Yah, akhirnya kabar yang dinanti tiba juga. Setelah aku sampai di Kalama, aku tahu memang benar adanya masalah komunikasi di sini, di pulau ini, di mana aku menaggalkan prioritasku. Kami menumpang taxi laut. Yah, taxi laut namanya. Kugambarkan peristiwanya seperti ini. Jam sebelas, di mana seharusnya Kepala Sekolah tetangga pulauku menjemput aku kebingungan dan mencoba mencari tumpangan menuju pelabuhan. Kupikir jadwal jam sebelas itu adalah jadwal berangkat. Ternyata, jam sebelas itu muatan baru dimasukkan. Mobil pertamina yang berisi minyak tanah diparkir di bibir pantai. Kupikir, "sejak kapan kapal berbahan bakar minyak tanah'e?". Ternyata, puluhan galon dan dirigen minyak telah siap diisi untuk diangkut ke pulau tujuan, Kahakitang dan Para. Setelah minyak, silih berganti naik kardus-kardus, telur, beras, gula, tak henti-hentinya. Ini membuat bawaan kami yang "hanya" carrier dan kardus berisi buku jadi "dinomorduakan". HIngga jam 12, barang bawaan kami masih "duduk manis" di samping sak semen. Aku mulai tambah gusar, dari curious menjadi jealous, "Apa karena kita bukan orang sini ya? Kok nggak dinaik-naikin sih tu barang", batinku.
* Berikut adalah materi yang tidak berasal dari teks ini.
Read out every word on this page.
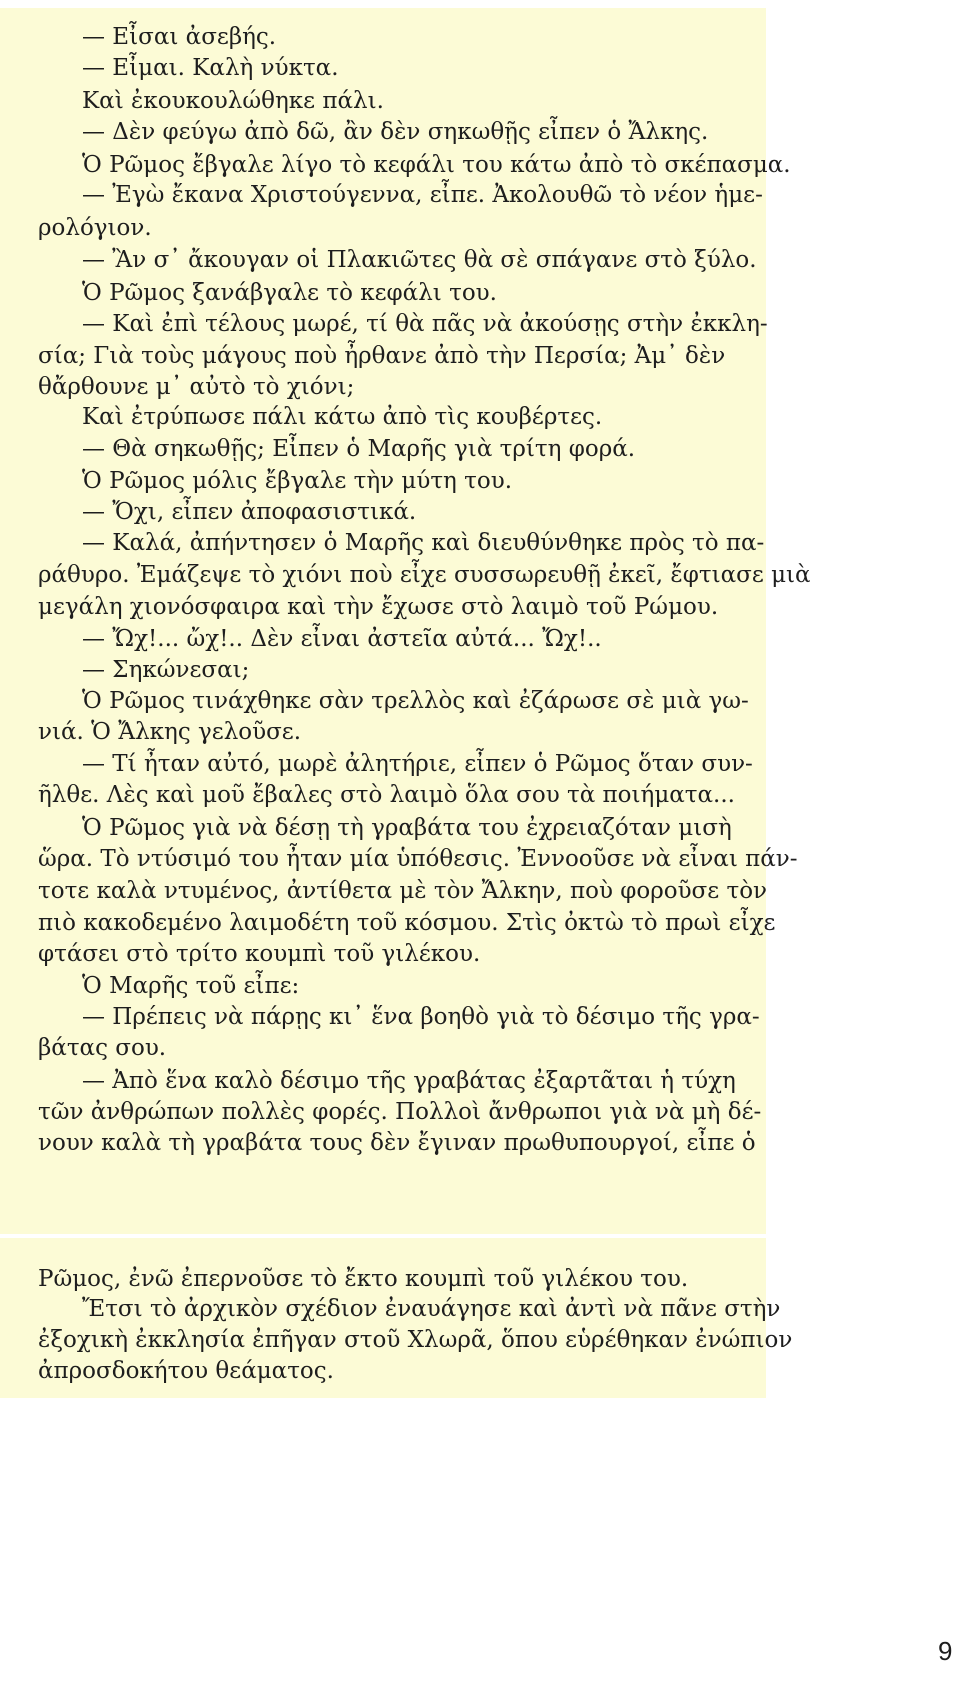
— Εἶσαι ἀσεβής.
— Εἶμαι. Καλὴ νύκτα.
Καὶ ἐκουκουλώθηκε πάλι.
— Δὲν φεύγω ἀπὸ δῶ, ἂν δὲν σηκωθῇς εἶπεν ὁ Ἄλκης.
Ὁ Ρῶμος ἔβγαλε λίγο τὸ κεφάλι του κάτω ἀπὸ τὸ σκέπασμα.
— Ἐγὼ ἔκανα Χριστούγεννα, εἶπε. Ἀκολουθῶ τὸ νέον ἡμε-
ρολόγιον.
— Ἂν σ᾽ ἄκουγαν οἱ Πλακιῶτες θὰ σὲ σπάγανε στὸ ξύλο.
Ὁ Ρῶμος ξανάβγαλε τὸ κεφάλι του.
— Καὶ ἐπὶ τέλους μωρέ, τί θὰ πᾶς νὰ ἀκούσῃς στὴν ἐκκλη-
σία; Γιὰ τοὺς μάγους ποὺ ἦρθανε ἀπὸ τὴν Περσία; Ἀμ᾽ δὲν
θἄρθουνε μ᾽ αὐτὸ τὸ χιόνι;
Καὶ ἐτρύπωσε πάλι κάτω ἀπὸ τὶς κουβέρτες.
— Θὰ σηκωθῇς; Εἶπεν ὁ Μαρῆς γιὰ τρίτη φορά.
Ὁ Ρῶμος μόλις ἔβγαλε τὴν μύτη του.
— Ὄχι, εἶπεν ἀποφασιστικά.
— Καλά, ἀπήντησεν ὁ Μαρῆς καὶ διευθύνθηκε πρὸς τὸ πα-
ράθυρο. Ἐμάζεψε τὸ χιόνι ποὺ εἶχε συσσωρευθῇ ἐκεῖ, ἔφτιασε μιὰ
μεγάλη χιονόσφαιρα καὶ τὴν ἔχωσε στὸ λαιμὸ τοῦ Ρώμου.
— Ὤχ!... ὤχ!.. Δὲν εἶναι ἀστεῖα αὐτά... Ὤχ!..
— Σηκώνεσαι;
Ὁ Ρῶμος τινάχθηκε σὰν τρελλὸς καὶ ἐζάρωσε σὲ μιὰ γω-
νιά. Ὁ Ἄλκης γελοῦσε.
— Τί ἦταν αὐτό, μωρὲ ἀλητήριε, εἶπεν ὁ Ρῶμος ὅταν συν-
ῆλθε. Λὲς καὶ μοῦ ἔβαλες στὸ λαιμὸ ὅλα σου τὰ ποιήματα...
Ὁ Ρῶμος γιὰ νὰ δέσῃ τὴ γραβάτα του ἐχρειαζόταν μισὴ
ὥρα. Τὸ ντύσιμό του ἦταν μία ὑπόθεσις. Ἐννοοῦσε νὰ εἶναι πάν-
τοτε καλὰ ντυμένος, ἀντίθετα μὲ τὸν Ἄλκην, ποὺ φοροῦσε τὸν
πιὸ κακοδεμένο λαιμοδέτη τοῦ κόσμου. Στὶς ὀκτὼ τὸ πρωὶ εἶχε
φτάσει στὸ τρίτο κουμπὶ τοῦ γιλέκου.
Ὁ Μαρῆς τοῦ εἶπε:
— Πρέπεις νὰ πάρῃς κι᾽ ἕνα βοηθὸ γιὰ τὸ δέσιμο τῆς γρα-
βάτας σου.
— Ἀπὸ ἕνα καλὸ δέσιμο τῆς γραβάτας ἐξαρτᾶται ἡ τύχη
τῶν ἀνθρώπων πολλὲς φορές. Πολλοὶ ἄνθρωποι γιὰ νὰ μὴ δέ-
νουν καλὰ τὴ γραβάτα τους δὲν ἔγιναν πρωθυπουργοί, εἶπε ὁ
Ρῶμος, ἐνῶ ἐπερνοῦσε τὸ ἔκτο κουμπὶ τοῦ γιλέκου του.
Ἔτσι τὸ ἀρχικὸν σχέδιον ἐναυάγησε καὶ ἀντὶ νὰ πᾶνε στὴν
ἐξοχικὴ ἐκκλησία ἐπῆγαν στοῦ Χλωρᾶ, ὅπου εὑρέθηκαν ἐνώπιον
ἀπροσδοκήτου θεάματος.
9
Tapi seketika kecemburuan itu berubah jadi keprihatinan. Aku masuk ke dalam taxi dalam langkah yang berduyun hampir jatuh tertiup angin. Di dalam taxi, sekitar empat orang dengan kaki kapalan dan peluh yang menghitam bolak-balik memanggul barang bawaan. "Ini sih namanya truk laut, bukan taxi laut", gumamku lagi. Kuputar senyumku ke sekeliling. Sebagian bapak-bapak menatapku dengan tajam, mereka ini yang duduk di buritan dengan bau pesing. Kuperhatikan, dari banyak yang kuberikan sedikit senyum, hanya ibu guru dari Para yang " menyambutku". Keadaan mencair saat kubilang, aku adalah guru bantu, akan berada di Kalama selama satu tahun. Satu per satu ibu -ibu mulai mengajakku berbicara. Seorang remaja mengajakku berbicara, dia sekolah di Tamako, kota dengan radius terdekat dari Kalama. Cita-citanya melanjutkan sekolah ke Unsrat (Universitas Sam Ratulangi) di Menado, ambil jurusan kedokteran katanya. Sebersit, aku melihat harap namun juga kecemasan di matanya. Dia mengajakku berbicara mungkin untuk menenangkan hatinya. Begitulah orang laut (sebutan untuk orang yang tinggal di pulau kecil). Sekolah tinggi jadi barang mewah. Aku jadi malu sendiri ingat saat di Jogja aku sekeluarga begitu detil memprediksikan masa depan, sedangkan potret ini jadi bukti relativisme harapan anak-anak bangsa ini.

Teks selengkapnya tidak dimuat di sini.